No supo qué le hizo darse cuenta de que no estaba solo en el cuarto. No fue algo tan definitivo como el sonido de una respiración, pero sí un cambio sutil en la atmósfera. Tendió la mano hacia la lámpara y una voz susurró en la oscuridad.

– No enciendas la luz.

– ¿Dónde estás? -preguntó él.

Selena no respondió, pero al momento siguiente dos brazos suaves rodearon su cuello y un cuerpo desnudo y delgado se apretó contra él.

– ¿Estabas aquí todo el tiempo? -preguntó él.

– Sí.

Desde el primer día le había parecido una gacela, una ninfa, tan delicada era su constitución. Ahora en la oscuridad, sus manos descubrían lo que sus ojos ya sabían, y encontraba la belleza con la que había soñado desde aquel momento.

Los dedos de ella le abrieron los botones de la camisa y buscaron su pecho, la leve subida y bajada de sus músculos, que acarició con las palmas.

– Si no piensas llegar hasta el final, estás haciendo algo muy peligroso -gimió Leo.

– Yo nunca empiezo algo que no piense terminar -murmuró ella.

Mientras hablaba, le bajaba poco a poco la camisa por los brazos, hasta que él no pudo soportarlo más y se la quitó de golpe. Entonces pudo estrecharla contra sí, regodeándose en la sensación de su piel suave contra la de él. Cerró los ojos.

Terminó de desnudarse lo más deprisa que pudo. Fueron abrazados hacia la cama y juntos se dejaron caer en ella, Selena encima de él.

– ¿Recuerdas cuando estuvimos así?

– El primer día cuando te saqué de la bañera. ¿Cómo olvidarlo?

– Pero no terminamos así.

– Por mí sí lo habríamos hecho.

– Por mí también.

– ¿Así de pronto?

– Así de pronto.

Reía como una sirena que hubiera atraído al fin a su presa al interior de su círculo, y a él no le importaba.

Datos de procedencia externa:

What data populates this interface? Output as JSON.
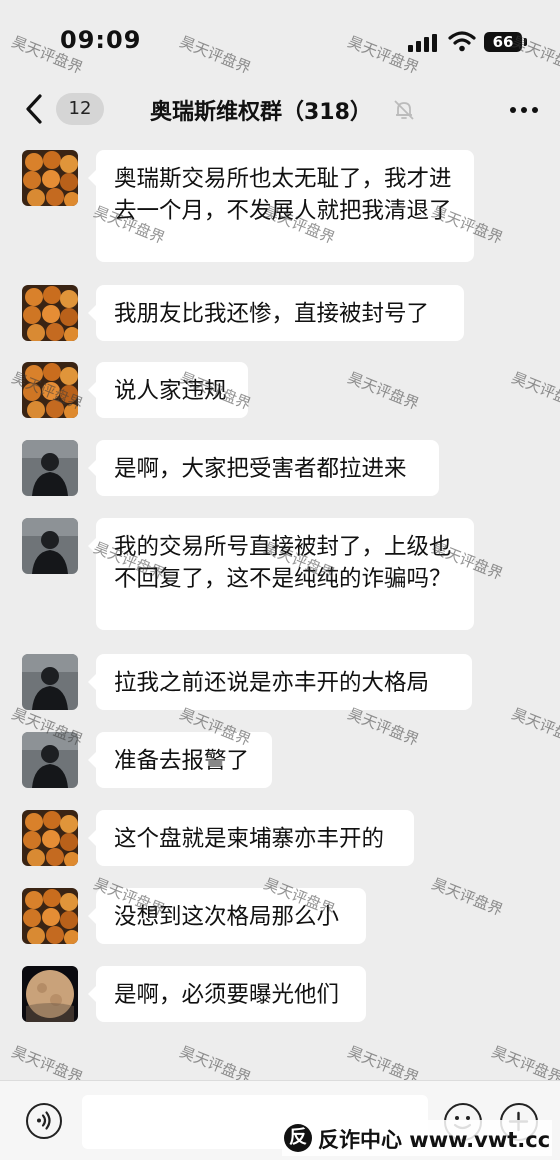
{
  "status_bar": {
    "time": "09:09",
    "battery": "66"
  },
  "nav": {
    "unread_count": "12",
    "title": "奥瑞斯维权群（318）"
  },
  "messages": [
    {
      "avatar": "orange-food-avatar",
      "text": "奥瑞斯交易所也太无耻了，我才进去一个月，不发展人就把我清退了"
    },
    {
      "avatar": "orange-food-avatar",
      "text": "我朋友比我还惨，直接被封号了"
    },
    {
      "avatar": "orange-food-avatar",
      "text": "说人家违规"
    },
    {
      "avatar": "dark-man-avatar",
      "text": "是啊，大家把受害者都拉进来"
    },
    {
      "avatar": "dark-man-avatar",
      "text": "我的交易所号直接被封了，上级也不回复了，这不是纯纯的诈骗吗？"
    },
    {
      "avatar": "dark-man-avatar",
      "text": "拉我之前还说是亦丰开的大格局"
    },
    {
      "avatar": "dark-man-avatar",
      "text": "准备去报警了"
    },
    {
      "avatar": "orange-food-avatar",
      "text": "这个盘就是柬埔寨亦丰开的"
    },
    {
      "avatar": "orange-food-avatar",
      "text": "没想到这次格局那么小"
    },
    {
      "avatar": "moon-avatar",
      "text": "是啊，必须要曝光他们"
    }
  ],
  "watermark_text": "昊天评盘界",
  "brand": {
    "mark": "反",
    "text": "反诈中心 www.vwt.cc"
  },
  "colors": {
    "background": "#ededed",
    "bubble": "#ffffff",
    "text": "#111111",
    "input_bar": "#f6f6f6"
  },
  "icons": [
    "back-icon",
    "mute-icon",
    "more-icon",
    "voice-icon",
    "emoji-icon",
    "plus-icon"
  ]
}
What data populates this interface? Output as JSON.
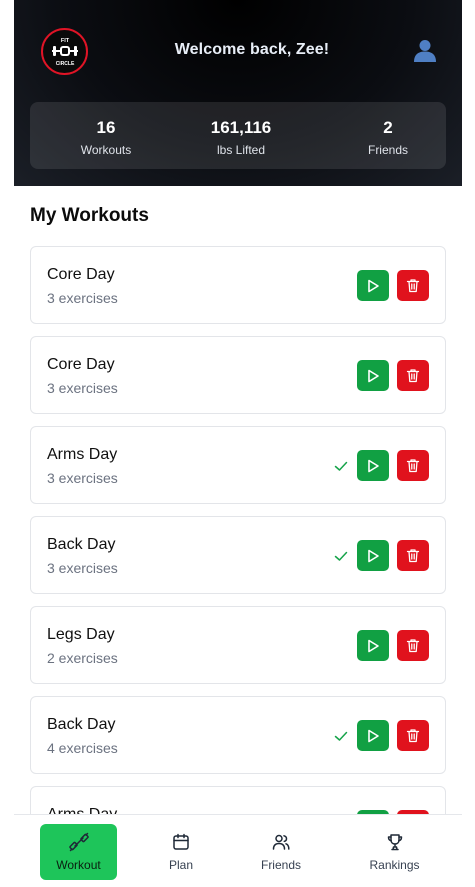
{
  "header": {
    "logo_text_top": "FIT",
    "logo_text_bottom": "CIRCLE",
    "welcome": "Welcome back, Zee!",
    "profile_icon": "user-silhouette-icon"
  },
  "stats": [
    {
      "value": "16",
      "label": "Workouts"
    },
    {
      "value": "161,116",
      "label": "lbs Lifted"
    },
    {
      "value": "2",
      "label": "Friends"
    }
  ],
  "section_title": "My Workouts",
  "workouts": [
    {
      "name": "Core Day",
      "exercises": "3 exercises",
      "completed": false
    },
    {
      "name": "Core Day",
      "exercises": "3 exercises",
      "completed": false
    },
    {
      "name": "Arms Day",
      "exercises": "3 exercises",
      "completed": true
    },
    {
      "name": "Back Day",
      "exercises": "3 exercises",
      "completed": true
    },
    {
      "name": "Legs Day",
      "exercises": "2 exercises",
      "completed": false
    },
    {
      "name": "Back Day",
      "exercises": "4 exercises",
      "completed": true
    },
    {
      "name": "Arms Day",
      "exercises": "",
      "completed": false
    }
  ],
  "nav": [
    {
      "label": "Workout",
      "icon": "dumbbell-icon",
      "active": true
    },
    {
      "label": "Plan",
      "icon": "calendar-icon",
      "active": false
    },
    {
      "label": "Friends",
      "icon": "users-icon",
      "active": false
    },
    {
      "label": "Rankings",
      "icon": "trophy-icon",
      "active": false
    }
  ],
  "colors": {
    "play": "#11a043",
    "delete": "#e0121d",
    "active_nav": "#1ec55a",
    "check": "#16a34a"
  }
}
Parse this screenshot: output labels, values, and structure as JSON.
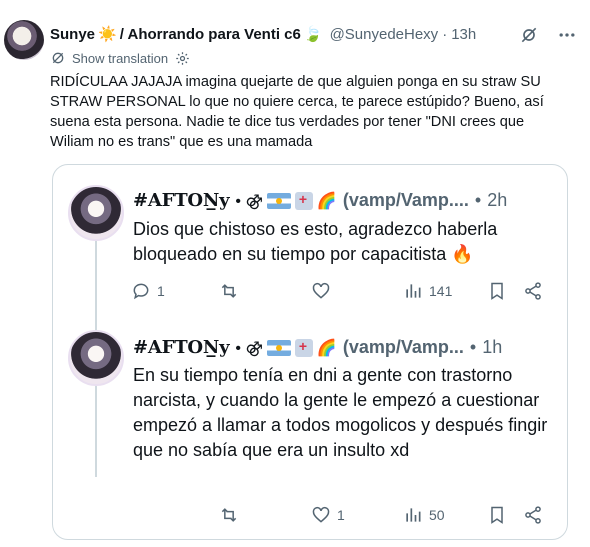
{
  "main_tweet": {
    "display_name": "Sunye",
    "name_suffix": "/ Ahorrando para Venti c6",
    "sun_emoji": "☀️",
    "leaf_emoji": "🍃",
    "handle": "@SunyedeHexy",
    "dot": "·",
    "time": "13h",
    "translate_label": "Show translation",
    "text": "RIDÍCULAA JAJAJA imagina quejarte de que alguien ponga en su straw SU STRAW PERSONAL lo que no quiere cerca, te parece estúpido? Bueno, así suena esta persona. Nadie te dice tus verdades por tener \"DNI crees que Wiliam no es trans\" que es una mamada"
  },
  "quoted_thread": {
    "tweets": [
      {
        "name": "#AFTON̲y",
        "badge_symbols": "• ⚣",
        "rainbow": "🌈",
        "handle": "(vamp/Vamp/Vamp/...)",
        "handle_display": "(vamp/Vamp....",
        "dot": "•",
        "time": "2h",
        "text": "Dios que chistoso es esto, agradezco haberla bloqueado en  su tiempo por capacitista 🔥",
        "replies": "1",
        "retweets": "",
        "likes": "",
        "views": "141"
      },
      {
        "name": "#AFTON̲y",
        "badge_symbols": "• ⚣",
        "rainbow": "🌈",
        "handle_display": "(vamp/Vamp...",
        "dot": "•",
        "time": "1h",
        "text": "En su tiempo tenía en dni a gente con trastorno narcista, y cuando la gente le empezó a cuestionar empezó a llamar a todos mogolicos y después fingir que no sabía que era un insulto xd",
        "replies": "",
        "retweets": "",
        "likes": "1",
        "views": "50"
      }
    ]
  },
  "colors": {
    "secondary_text": "#536471",
    "border": "#cfd9de",
    "primary_text": "#0f1419"
  },
  "icons": [
    "translate-icon",
    "settings-gear-icon",
    "grok-icon",
    "more-icon",
    "reply-icon",
    "retweet-icon",
    "like-icon",
    "views-icon",
    "bookmark-icon",
    "share-icon"
  ]
}
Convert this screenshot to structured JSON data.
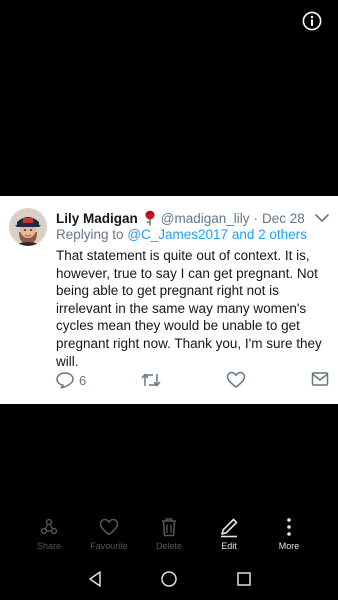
{
  "tweet": {
    "name": "Lily Madigan",
    "handle": "@madigan_lily",
    "separator": "·",
    "date": "Dec 28",
    "reply_prefix": "Replying to",
    "reply_targets": "@C_James2017 and 2 others",
    "text": "That statement is quite out of context. It is, however, true to say I can get pregnant. Not being able to get pregnant right not is irrelevant in the same way many women's cycles mean they would be unable to get pregnant right now. Thank you, I'm sure they will.",
    "reply_count": "6",
    "icons": {
      "reply": "reply-icon",
      "retweet": "retweet-icon",
      "like": "heart-icon",
      "dm": "envelope-icon",
      "menu": "chevron-down-icon",
      "badge": "rose-icon"
    }
  },
  "toolbar": {
    "share": "Share",
    "favourite": "Favourite",
    "delete": "Delete",
    "edit": "Edit",
    "more": "More"
  },
  "colors": {
    "background": "#000000",
    "card": "#ffffff",
    "text": "#14171a",
    "muted": "#657786",
    "link": "#1da1f2",
    "toolbar_disabled": "#555555",
    "toolbar_enabled": "#e6e6e6"
  }
}
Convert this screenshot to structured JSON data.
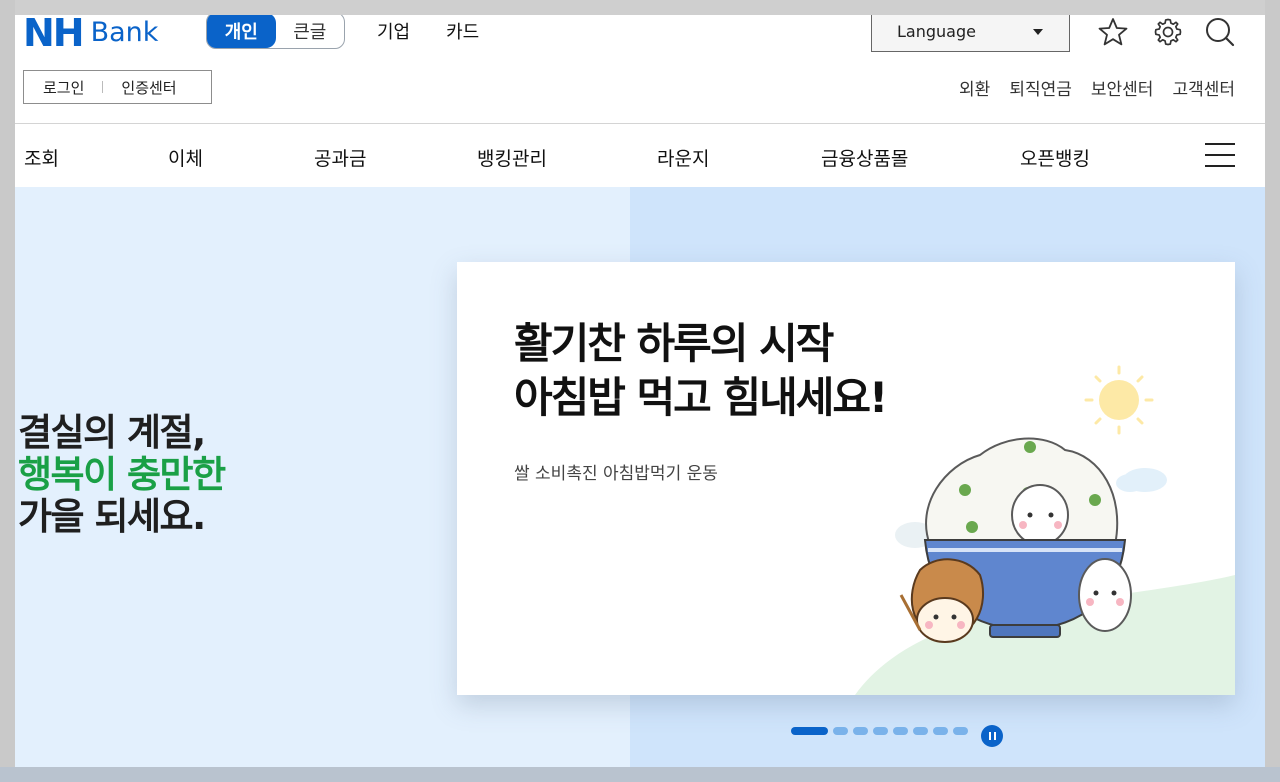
{
  "brand": {
    "nh": "NH",
    "bank": "Bank",
    "color": "#0a63c9"
  },
  "segment": {
    "items": [
      "개인",
      "큰글"
    ],
    "active": 0
  },
  "top_nav": [
    "기업",
    "카드"
  ],
  "language": {
    "label": "Language"
  },
  "header_icons": [
    "star-icon",
    "gear-icon",
    "search-icon"
  ],
  "login": {
    "login_label": "로그인",
    "cert_label": "인증센터"
  },
  "util_nav": [
    "외환",
    "퇴직연금",
    "보안센터",
    "고객센터"
  ],
  "main_nav": [
    "조회",
    "이체",
    "공과금",
    "뱅킹관리",
    "라운지",
    "금융상품몰",
    "오픈뱅킹"
  ],
  "hero": {
    "slogan_line1": "결실의 계절,",
    "slogan_line2": "행복이 충만한",
    "slogan_line3": "가을 되세요.",
    "accent_color": "#1aa046"
  },
  "banner": {
    "title_line1": "활기찬 하루의 시작",
    "title_line2": "아침밥 먹고 힘내세요!",
    "subtitle": "쌀 소비촉진 아침밥먹기 운동"
  },
  "carousel": {
    "total": 8,
    "active": 0,
    "pause_icon": "pause-icon"
  }
}
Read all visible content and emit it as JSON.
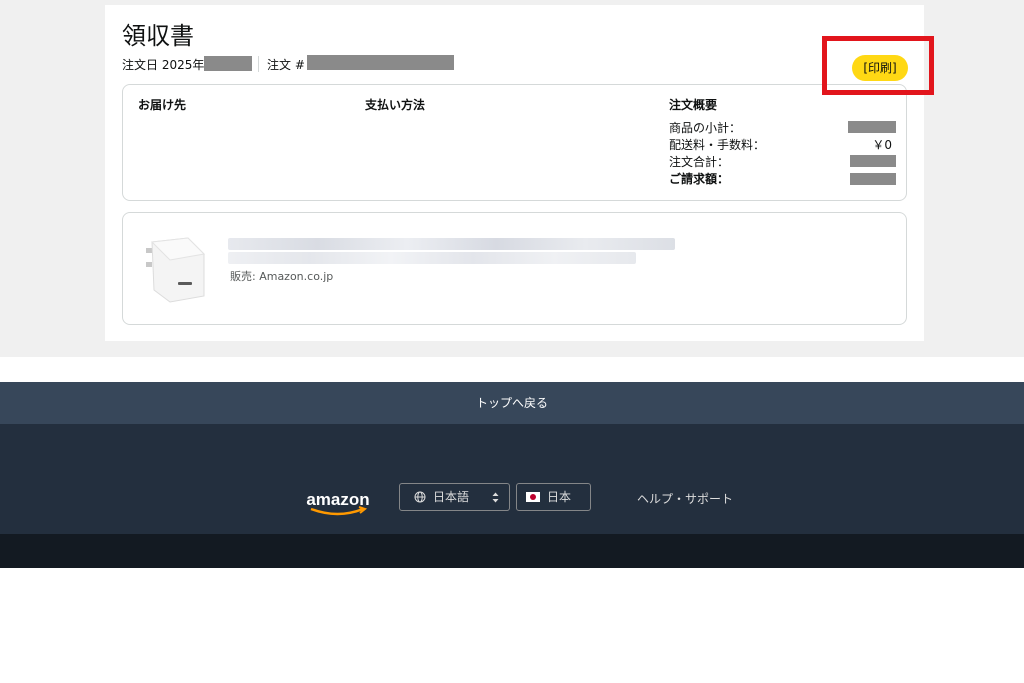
{
  "receipt": {
    "title": "領収書",
    "order_date_label": "注文日 2025年",
    "order_number_label": "注文 #",
    "print_button": "[印刷]"
  },
  "summary": {
    "shipping_heading": "お届け先",
    "payment_heading": "支払い方法",
    "order_summary_heading": "注文概要",
    "rows": [
      {
        "label": "商品の小計：",
        "value": ""
      },
      {
        "label": "配送料・手数料：",
        "value": "￥0"
      },
      {
        "label": "注文合計：",
        "value": ""
      },
      {
        "label": "ご請求額：",
        "value": ""
      }
    ]
  },
  "item": {
    "seller": "販売: Amazon.co.jp",
    "image_icon": "usb-charger-image"
  },
  "footer": {
    "back_to_top": "トップへ戻る",
    "logo_text": "amazon",
    "language": "日本語",
    "country": "日本",
    "help": "ヘルプ・サポート"
  },
  "colors": {
    "print_button": "#ffd814",
    "highlight_border": "#e2151c",
    "back_to_top_bg": "#37475a",
    "footer_bg": "#232f3e",
    "footer_bottom_bg": "#131a22"
  }
}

Estaba dispuesto a ser la presa, o lo que hiciera falta, con tal de que acabaran de aquel modo.

Sus manos acariciaban todo el cuerpo femenino, disfrutando de su fuerza, sus movimientos fluidos y lo que ella le hacía.

– Creía que aún estabas dolorido -se burló ella.

– Recupero mi energía por segundos.

Selena empezó a cubrirlo de besos. Parecía conocerlo ya, comprender por instinto las pequeñas caricias que lo volvían loco. Cuando Leo se sentó despacio, sosteniéndola en su regazo, los, dedos de ella encontraron de inmediato el punto del cuello donde el más leve contacto podía hacerlo temblar. Desde entonces solo era cuestión de tiempo que descubriera también lo vulnerable que era su espina dorsal.

– Bruja -gruñó él.

– Mmmmm.

De pronto ya no pudo soportarlo más. Se dio la vuelta con una carcajada profunda, la colocó de espaldas y se situó encima.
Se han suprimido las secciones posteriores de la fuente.